Vision And Leadership In Regina

Commentary, Municipal Government, Peter Holle

You have to give Saskatchewan’s NDP government credit. With a revived provincial economy cranking out small surpluses, the Romanow government is showing remarkable restraint as pressure mounts from public sector interest groups to start blowing the wad on more public spending. Perhaps the government senses that ordinary folks clearly favour continued fiscal prudence.

Towards the end of July, the administration announced a no-nonsense policy to help the City of Regina get back on its feet. The Saskatchewan capital is growing even more slowly than Winnipeg, and had the worst job growth of any prairie city during the last decade. Traditional critics of the NDP will be surprised at what’s in the plan. Rather than waste more money on make work programs, downtown beautification, tri-level development agreements, ever more consulting reports and other shuffle dances, they just got to the core of the problem. The NDP simply arranged to end Regina’s business taxes.

The Saskatchewan Government did it by agreeing to pay its fair share of property taxes on provincial properties situated throughout different municipalities. Regina, the site of 40% of the province’s holdings, will benefit directly to the tune of $30 million once the additional revenues are phased in. Regina Mayor Doug Archer, a prominent New Democrat, then announced the quid pro quo. Regina would eliminate its business tax over three years. An ecstatic Regina business community promised immediately to re-invest the money saved directly back into the city.

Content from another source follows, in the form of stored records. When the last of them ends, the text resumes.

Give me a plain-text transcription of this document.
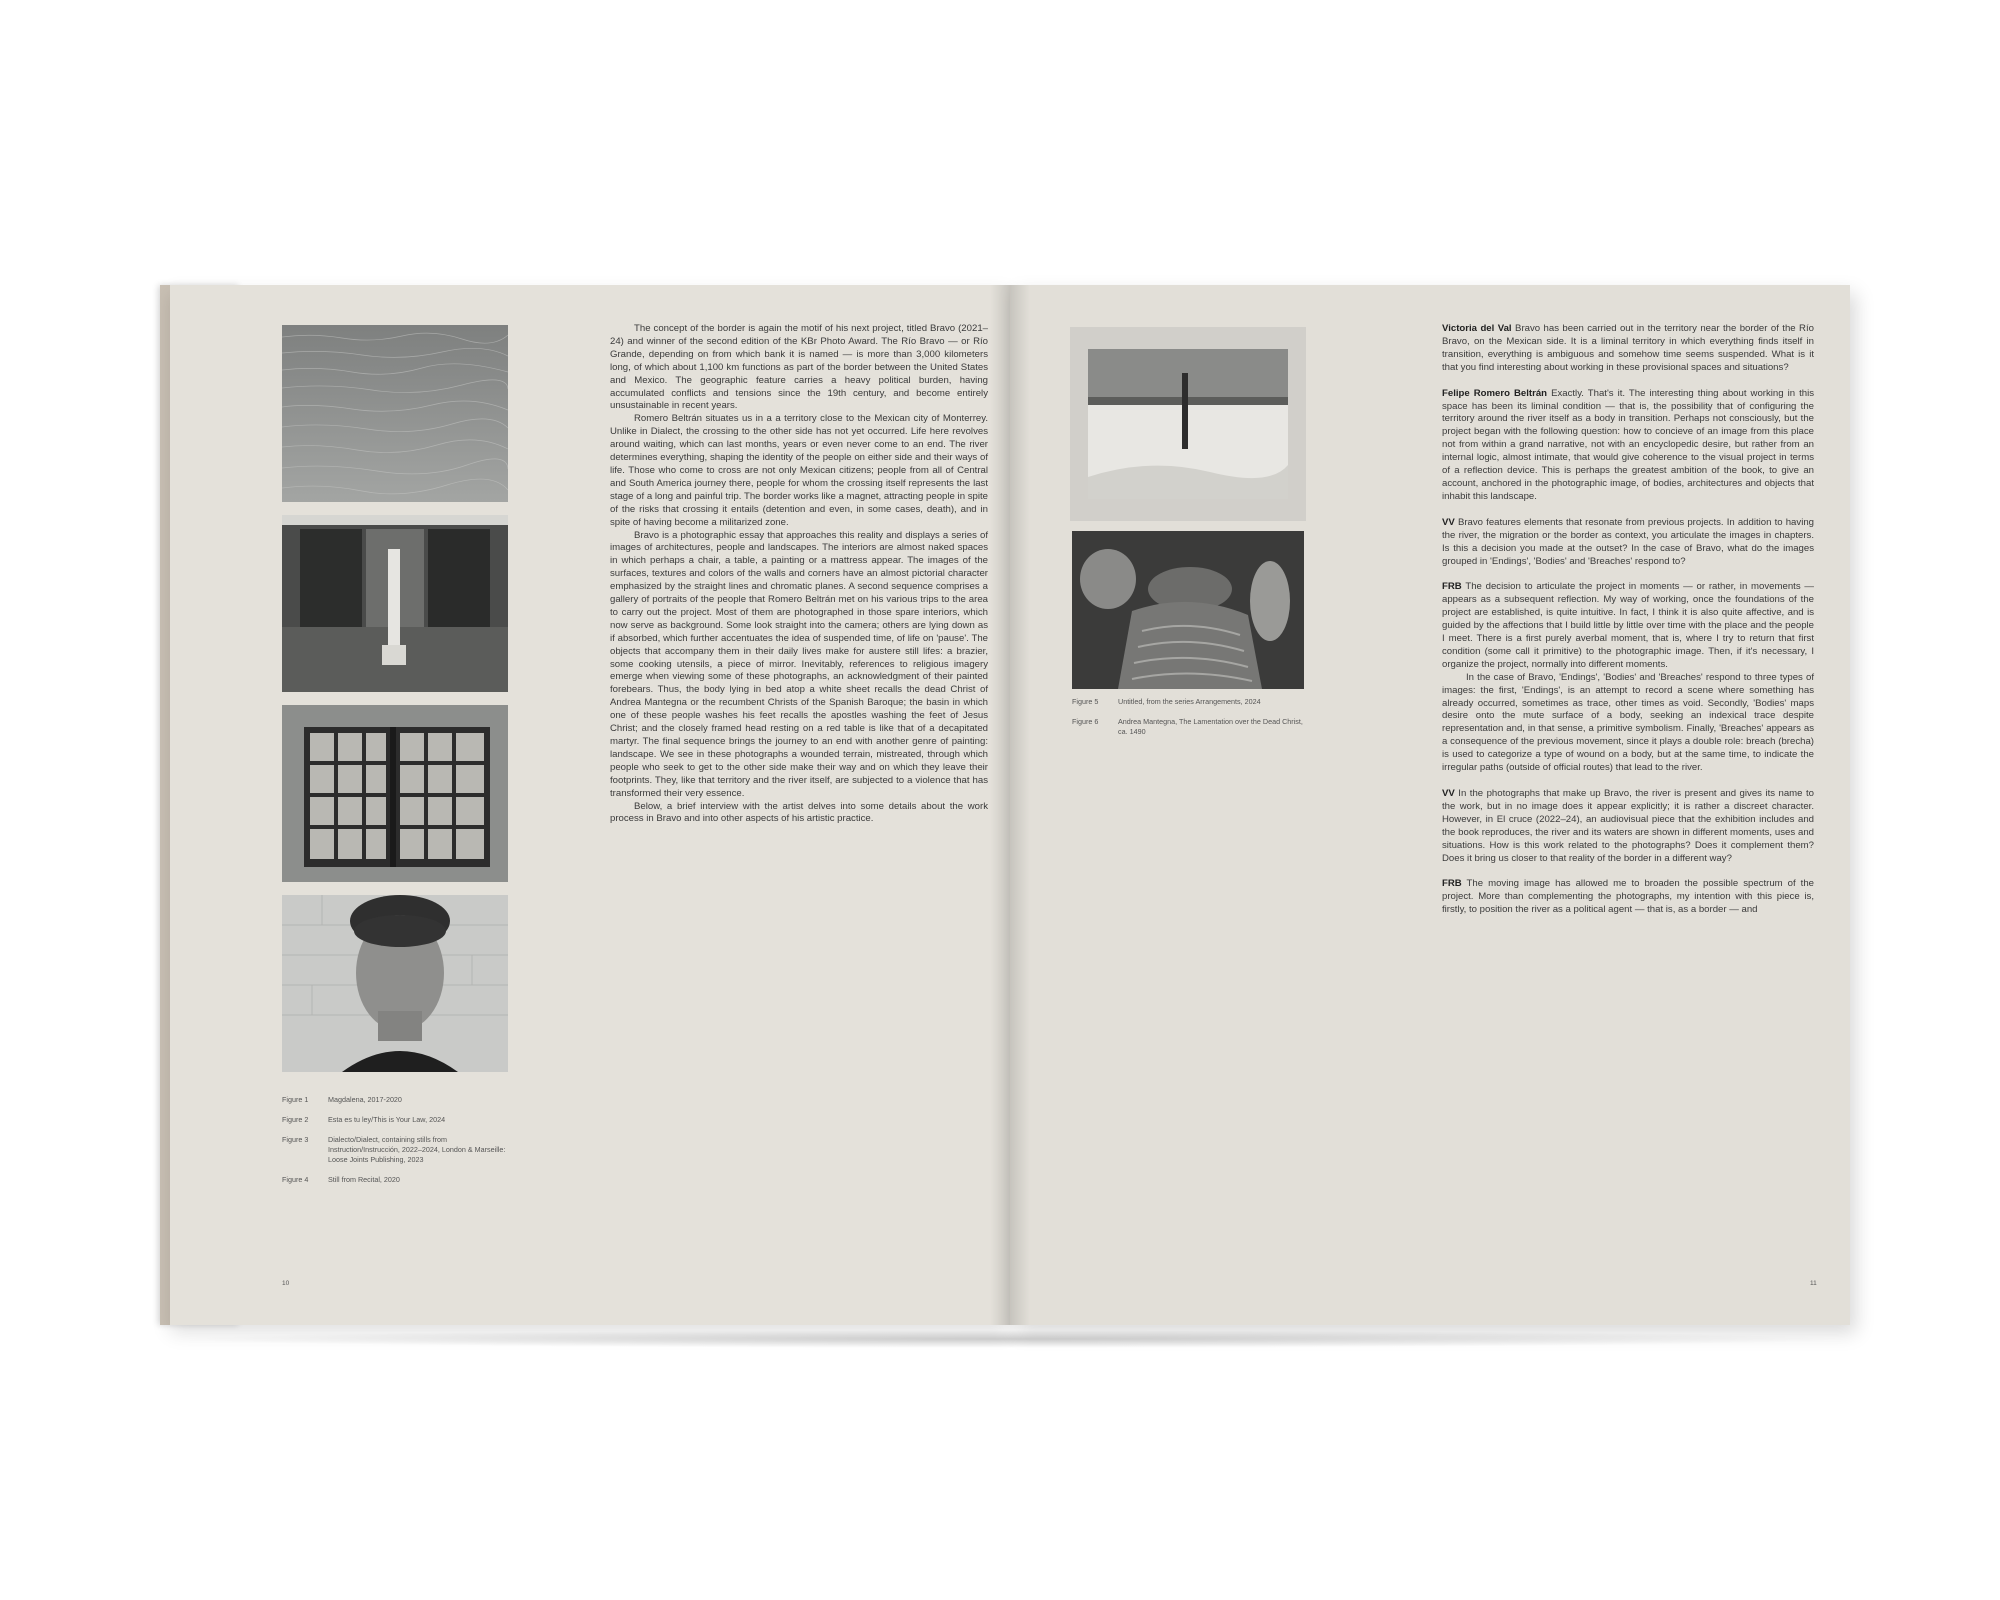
Figure 1	Magdalena, 2017-2020
Figure 2	Esta es tu ley/This is Your Law, 2024
Figure 3	Dialecto/Dialect, containing stills from Instruction/Instrucción, 2022–2024, London & Marseille: Loose Joints Publishing, 2023
Figure 4	Still from Recital, 2020

The concept of the border is again the motif of his next project, titled Bravo (2021–24) and winner of the second edition of the KBr Photo Award. The Río Bravo — or Río Grande, depending on from which bank it is named — is more than 3,000 kilometers long, of which about 1,100 km functions as part of the border between the United States and Mexico. The geographic feature carries a heavy political burden, having accumulated conflicts and tensions since the 19th century, and become entirely unsustainable in recent years.

Romero Beltrán situates us in a a territory close to the Mexican city of Monterrey. Unlike in Dialect, the crossing to the other side has not yet occurred. Life here revolves around waiting, which can last months, years or even never come to an end. The river determines everything, shaping the identity of the people on either side and their ways of life. Those who come to cross are not only Mexican citizens; people from all of Central and South America journey there, people for whom the crossing itself represents the last stage of a long and painful trip. The border works like a magnet, attracting people in spite of the risks that crossing it entails (detention and even, in some cases, death), and in spite of having become a militarized zone.

Bravo is a photographic essay that approaches this reality and displays a series of images of architectures, people and landscapes. The interiors are almost naked spaces in which perhaps a chair, a table, a painting or a mattress appear. The images of the surfaces, textures and colors of the walls and corners have an almost pictorial character emphasized by the straight lines and chromatic planes. A second sequence comprises a gallery of portraits of the people that Romero Beltrán met on his various trips to the area to carry out the project. Most of them are photographed in those spare interiors, which now serve as background. Some look straight into the camera; others are lying down as if absorbed, which further accentuates the idea of suspended time, of life on 'pause'. The objects that accompany them in their daily lives make for austere still lifes: a brazier, some cooking utensils, a piece of mirror. Inevitably, references to religious imagery emerge when viewing some of these photographs, an acknowledgment of their painted forebears. Thus, the body lying in bed atop a white sheet recalls the dead Christ of Andrea Mantegna or the recumbent Christs of the Spanish Baroque; the basin in which one of these people washes his feet recalls the apostles washing the feet of Jesus Christ; and the closely framed head resting on a red table is like that of a decapitated martyr. The final sequence brings the journey to an end with another genre of painting: landscape. We see in these photographs a wounded terrain, mistreated, through which people who seek to get to the other side make their way and on which they leave their footprints. They, like that territory and the river itself, are subjected to a violence that has transformed their very essence.

Below, a brief interview with the artist delves into some details about the work process in Bravo and into other aspects of his artistic practice.

10
Figure 5	Untitled, from the series Arrangements, 2024
Figure 6	Andrea Mantegna, The Lamentation over the Dead Christ, ca. 1490

Victoria del Val Bravo has been carried out in the territory near the border of the Río Bravo, on the Mexican side. It is a liminal territory in which everything finds itself in transition, everything is ambiguous and somehow time seems suspended. What is it that you find interesting about working in these provisional spaces and situations?

Felipe Romero Beltrán Exactly. That's it. The interesting thing about working in this space has been its liminal condition — that is, the possibility that of configuring the territory around the river itself as a body in transition. Perhaps not consciously, but the project began with the following question: how to concieve of an image from this place not from within a grand narrative, not with an encyclopedic desire, but rather from an internal logic, almost intimate, that would give coherence to the visual project in terms of a reflection device. This is perhaps the greatest ambition of the book, to give an account, anchored in the photographic image, of bodies, architectures and objects that inhabit this landscape.

VV Bravo features elements that resonate from previous projects. In addition to having the river, the migration or the border as context, you articulate the images in chapters. Is this a decision you made at the outset? In the case of Bravo, what do the images grouped in 'Endings', 'Bodies' and 'Breaches' respond to?

FRB The decision to articulate the project in moments — or rather, in movements — appears as a subsequent reflection. My way of working, once the foundations of the project are established, is quite intuitive. In fact, I think it is also quite affective, and is guided by the affections that I build little by little over time with the place and the people I meet. There is a first purely averbal moment, that is, where I try to return that first condition (some call it primitive) to the photographic image. Then, if it's necessary, I organize the project, normally into different moments.

In the case of Bravo, 'Endings', 'Bodies' and 'Breaches' respond to three types of images: the first, 'Endings', is an attempt to record a scene where something has already occurred, sometimes as trace, other times as void. Secondly, 'Bodies' maps desire onto the mute surface of a body, seeking an indexical trace despite representation and, in that sense, a primitive symbolism. Finally, 'Breaches' appears as a consequence of the previous movement, since it plays a double role: breach (brecha) is used to categorize a type of wound on a body, but at the same time, to indicate the irregular paths (outside of official routes) that lead to the river.

VV In the photographs that make up Bravo, the river is present and gives its name to the work, but in no image does it appear explicitly; it is rather a discreet character. However, in El cruce (2022–24), an audiovisual piece that the exhibition includes and the book reproduces, the river and its waters are shown in different moments, uses and situations. How is this work related to the photographs? Does it complement them? Does it bring us closer to that reality of the border in a different way?

FRB The moving image has allowed me to broaden the possible spectrum of the project. More than complementing the photographs, my intention with this piece is, firstly, to position the river as a political agent — that is, as a border — and

11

But there was more fallout from the NDP’s elegant policy move. Without a business tax, Eaton’s will save up to $700,000 per year on its downtown Regina store, so it has reconsidered its decision to close the facility. The NDP’s plan therefore kills two birds with one stone. It preserves an important anchor store in the capital’s troubled core, while providing a tangible, long-term boost to the economy in the form of permanent tax elimination. Eaton’s will stay, but no one can say it received special favours.

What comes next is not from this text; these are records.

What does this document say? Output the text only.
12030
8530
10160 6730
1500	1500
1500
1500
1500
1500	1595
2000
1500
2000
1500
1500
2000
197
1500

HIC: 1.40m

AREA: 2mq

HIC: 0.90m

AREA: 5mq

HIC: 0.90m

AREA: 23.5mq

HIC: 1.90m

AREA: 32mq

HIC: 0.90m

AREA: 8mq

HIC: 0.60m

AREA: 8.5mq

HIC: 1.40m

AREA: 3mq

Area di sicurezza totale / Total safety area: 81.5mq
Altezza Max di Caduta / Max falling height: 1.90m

Compare the NDP approach with Manitoba’s.

Here, the province and the city rushed to provide a special three-year grant to Eaton’s downtown Winnipeg store. In the process it opened up an enormous can of worms. Other downtown stores and businesses will now stampede forward in search of similar payouts. Manitoba thereby gains the unfortunate notoriety of being the only place in Canada where politicians agreed to hand over ratepayer money to bail out Eaton’s.

Subsidies and grants will never make a thriving downtown. For that matter, neither will converting Portage Avenue downtown into a temporary pedestrian mall, expanding the library or simply shuffling other activities from the suburbs to the core.

A major clue to the solution was provided recently in the results of a survey conducted by Winnipeg 2000, the city’s business promotion agency. Managers of businesses in Winnipeg and Calgary were asked about the elements that discourage business in their communities. Looking at variables that are controllable-we can’t do much about the weather-produces some eye-opening conclusions. Over 60% of Winnipeg managers cited high taxes as a problem, compared to only 10% in Calgary. Poor civic government was cited by 13%, compared to a miniscule 3% in Calgary. Finally, over three times as many managers in Winnipeg point to over-regulation as a problem.

Winnipeg could outperform Calgary if there was some coherent policy, vision and leadership to address the three obvious challenges identified by the survey. These items have been identified repeatedly before to no avail. The ones who can do something have done nothing.

We can learn from the Romanow Government to stay out of the subsidy and handout game and cut taxes across the board. But that requires the province to bring in a new policy framework for Winnipeg government that improves performance while sharply reducing costs.

Until that happens other places will continue to grow faster.